<Swing Dev> RFR JDK-8241291: JCK test javax_swing/text/DefaultStyledDocument/ElementSpec/ESpecCtor.html fails

Alexey Ivanov alexey.ivanov at oracle.com
Fri Mar 20 17:41:40 UTC 2020


On 20/03/2020 08:45, Prasanta Sadhukhan wrote:
>
> Yes, logically it's possible. I am not sure how in that case, we can 
> cater to both OOM and JCK issue so backing out the fix
>
> http://cr.openjdk.java.net/~psadhukhan/8241291/webrev.1/
>
> I am not sure if JCK test is testing correctly, as the check it has is
>
>  int lengthes[] = { 0, 1, 10 };
>         int offs[] = { 0, 1, 6 };
>         String text = "The text";
>         for (int i = 0; i < types.length; i++) {
>             for (int j = 0; j < lengthes.length; j++) {
>                 for (int k = 0; k < offs.length; k++) {
>                     es = new DefaultStyledDocument.ElementSpec(a, 
> types[i], text.toCharArray(),
>                             offs[k], lengthes[j]);
>                     if (!(es != null && es.getLength() == lengthes[j]
>                             && es.getType() == types[i] 
> &&*es.getOffset() *>= 0
>                             &&*text.equals(new String(es.getArray()))*
>                             && es.getAttributes() == a)) {
>
> so it does not take into account the offset that is passed to 
> constructor, so even if I store 0 (and not 1, 6 as shown in 2nd and 
> 3rd offset) as offset in ElementSpec constructor (and dont return the 
> passed offset) the jck test pass. I guess it should test es.getOffset 
> == offs[k]
>
> Also, getArray() expects the full text irrespective of offset it pass 
> to ElementSpec.constructor, so if offset is 1, I believe we should 
> store "he text" in ElementSpec.data (in which case OOM fix would have 
> been fine) but JCK still expects "The text"
>

I agree, the JCK test should not expect the entire array to be returned. 
However, the test was correct: the ElementSpec didn't copy the chars but 
store the reference. (The test could be stricter in comparing the 
references of the passed array.)

Shall we submit a bug against JCK?


Is it a problem to store the reference to char array in ElementSpec?
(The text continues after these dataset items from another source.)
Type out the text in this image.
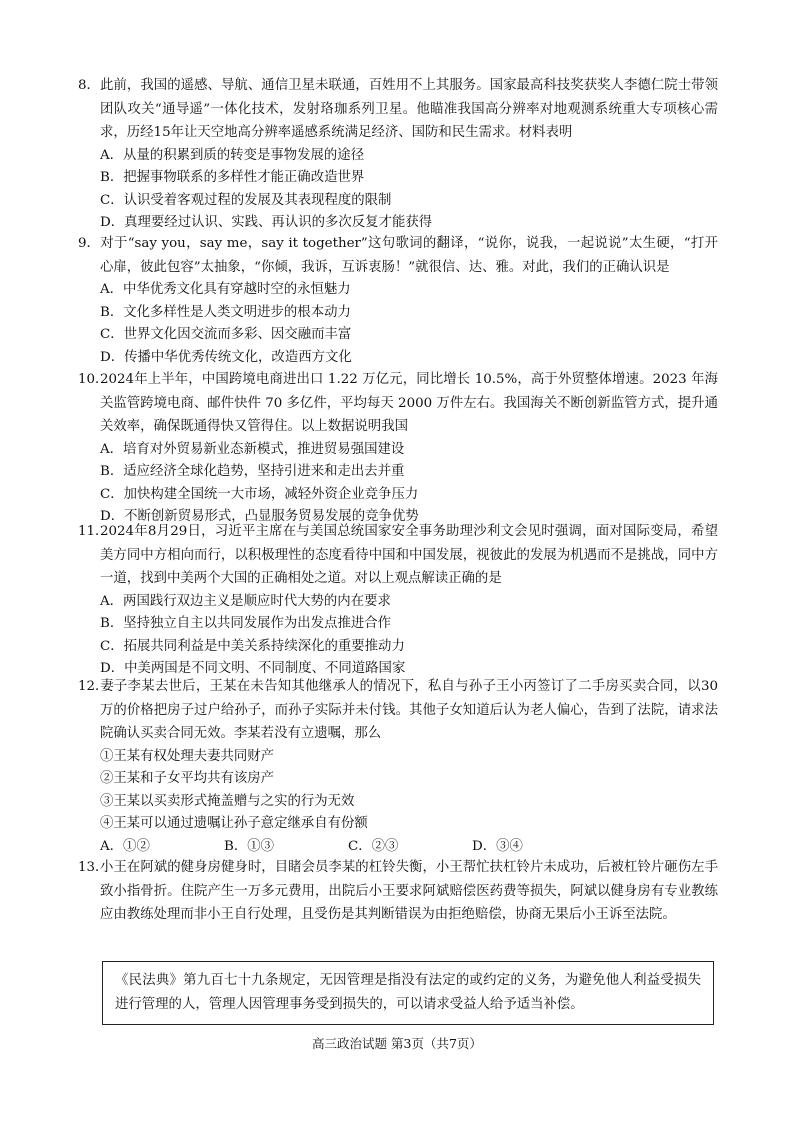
8．此前，我国的遥感、导航、通信卫星未联通，百姓用不上其服务。国家最高科技奖获奖人李德仁院士带领团队攻关“通导遥”一体化技术，发射珞珈系列卫星。他瞄准我国高分辨率对地观测系统重大专项核心需求，历经15年让天空地高分辨率遥感系统满足经济、国防和民生需求。材料表明
A．从量的积累到质的转变是事物发展的途径
B．把握事物联系的多样性才能正确改造世界
C．认识受着客观过程的发展及其表现程度的限制
D．真理要经过认识、实践、再认识的多次反复才能获得
9．对于“say you，say me，say it together”这句歌词的翻译，“说你，说我，一起说说”太生硬，“打开心扉，彼此包容”太抽象，“你倾，我诉，互诉衷肠！”就很信、达、雅。对此，我们的正确认识是
A．中华优秀文化具有穿越时空的永恒魅力
B．文化多样性是人类文明进步的根本动力
C．世界文化因交流而多彩、因交融而丰富
D．传播中华优秀传统文化，改造西方文化
10．2024年上半年，中国跨境电商进出口 1.22 万亿元，同比增长 10.5%，高于外贸整体增速。2023 年海关监管跨境电商、邮件快件 70 多亿件，平均每天 2000 万件左右。我国海关不断创新监管方式，提升通关效率，确保既通得快又管得住。以上数据说明我国
A．培育对外贸易新业态新模式，推进贸易强国建设
B．适应经济全球化趋势，坚持引进来和走出去并重
C．加快构建全国统一大市场，减轻外资企业竞争压力
D．不断创新贸易形式，凸显服务贸易发展的竞争优势
11．2024年8月29日，习近平主席在与美国总统国家安全事务助理沙利文会见时强调，面对国际变局，希望美方同中方相向而行，以积极理性的态度看待中国和中国发展，视彼此的发展为机遇而不是挑战，同中方一道，找到中美两个大国的正确相处之道。对以上观点解读正确的是
A．两国践行双边主义是顺应时代大势的内在要求
B．坚持独立自主以共同发展作为出发点推进合作
C．拓展共同利益是中美关系持续深化的重要推动力
D．中美两国是不同文明、不同制度、不同道路国家
12．妻子李某去世后，王某在未告知其他继承人的情况下，私自与孙子王小丙签订了二手房买卖合同，以30万的价格把房子过户给孙子，而孙子实际并未付钱。其他子女知道后认为老人偏心，告到了法院，请求法院确认买卖合同无效。李某若没有立遗嘱，那么
①王某有权处理夫妻共同财产
②王某和子女平均共有该房产
③王某以买卖形式掩盖赠与之实的行为无效
④王某可以通过遗嘱让孙子意定继承自有份额
A．①②	B．①③	C．②③	D．③④
13．小王在阿斌的健身房健身时，目睹会员李某的杠铃失衡，小王帮忙扶杠铃片未成功，后被杠铃片砸伤左手致小指骨折。住院产生一万多元费用，出院后小王要求阿斌赔偿医药费等损失，阿斌以健身房有专业教练应由教练处理而非小王自行处理，且受伤是其判断错误为由拒绝赔偿，协商无果后小王诉至法院。
《民法典》第九百七十九条规定，无因管理是指没有法定的或约定的义务，为避免他人利益受损失进行管理的人，管理人因管理事务受到损失的，可以请求受益人给予适当补偿。
高三政治试题 第3页（共7页）
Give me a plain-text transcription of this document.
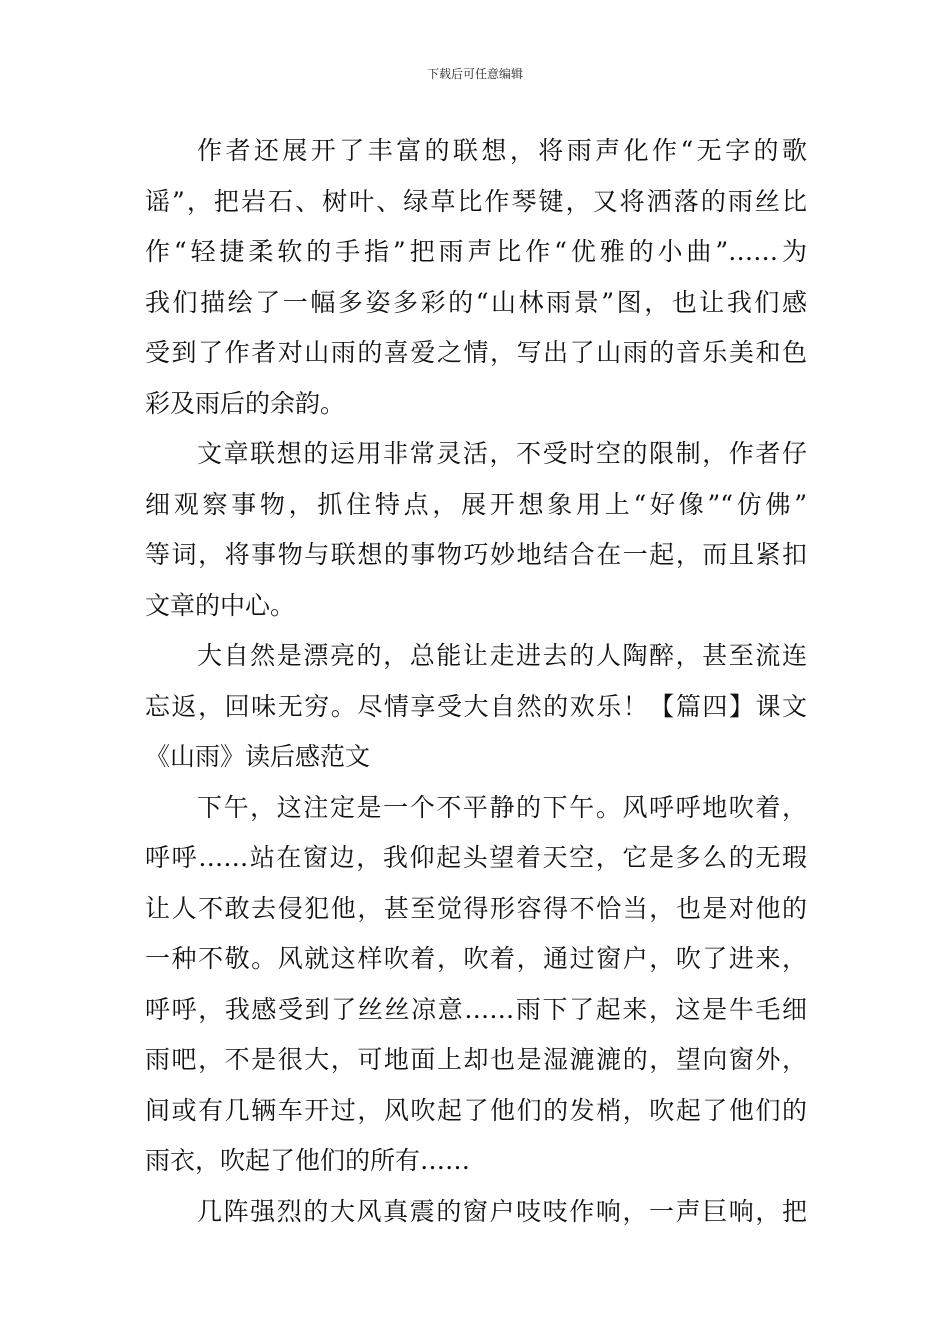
下载后可任意编辑
作者还展开了丰富的联想，将雨声化作“无字的歌
谣”，把岩石、树叶、绿草比作琴键，又将洒落的雨丝比
作“轻捷柔软的手指”把雨声比作“优雅的小曲”……为
我们描绘了一幅多姿多彩的“山林雨景”图，也让我们感
受到了作者对山雨的喜爱之情，写出了山雨的音乐美和色
彩及雨后的余韵。
文章联想的运用非常灵活，不受时空的限制，作者仔
细观察事物，抓住特点，展开想象用上“好像”“仿佛”
等词，将事物与联想的事物巧妙地结合在一起，而且紧扣
文章的中心。
大自然是漂亮的，总能让走进去的人陶醉，甚至流连
忘返，回味无穷。尽情享受大自然的欢乐！【篇四】课文
《山雨》读后感范文
下午，这注定是一个不平静的下午。风呼呼地吹着，
呼呼……站在窗边，我仰起头望着天空，它是多么的无瑕
让人不敢去侵犯他，甚至觉得形容得不恰当，也是对他的
一种不敬。风就这样吹着，吹着，通过窗户，吹了进来，
呼呼，我感受到了丝丝凉意……雨下了起来，这是牛毛细
雨吧，不是很大，可地面上却也是湿漉漉的，望向窗外，
间或有几辆车开过，风吹起了他们的发梢，吹起了他们的
雨衣，吹起了他们的所有……
几阵强烈的大风真震的窗户吱吱作响，一声巨响，把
As 
far as I understand, ElementSpec is a short-lived object that is used to 
construct Element tree for a styled document, or an HTML document; the 
text stored in ElementSpec usually comes from a parser. As soon as the 
changes to the (HTML)Document (structure) are processed, the text is 
copied into the document itself.

If ElementSpec is long-lived object, we should copy the array, or the 
part of it; if it's a temporary object, we can store the array reference 
(as it was done before JDK-8173123). I strongly believe it's the latter. 
If the array content is changed, the “stored” text in the ElementSpec 
object is also changed, which shouldn't be a problem because the 
ElementSpec object is not used after the spec it carries is incorporated 
into the Document.


Regards,
Alexey

> Regards
> Prasanta
> On 20-Mar-20 10:27 AM, Sergey Bylokhov wrote:
>> On 3/19/20 8:15 pm, Prasanta Sadhukhan wrote:
>>> Not exactly. We are still copying the internal data before exposing 
>>> to the user/external world in ElementSpec.getArray() so user does 
>>> not get hold of our internal data structures.
>>
>> It will be possible to modify the array after passing to the 
>> constructor so the "get" method will return different results per call.
>>
>>>
>>> Regards
>>> Prasanta
>>> On 20-Mar-20 6:22 AM, Sergey Bylokhov wrote:
>>>>> Fix is to copy the full text into ElementSpec.data and store the 
>>>>> correct offset.
>>>>>
>>>>> It fixes the JCK issue and also 8241078 regression testcase. All 
>>>>> JCK javax_swing/text/DefaultStyledDocument/ testcases pass after 
>>>>> this fix.
>>>>
>>>> But this will break JDK-8173123, isn't it?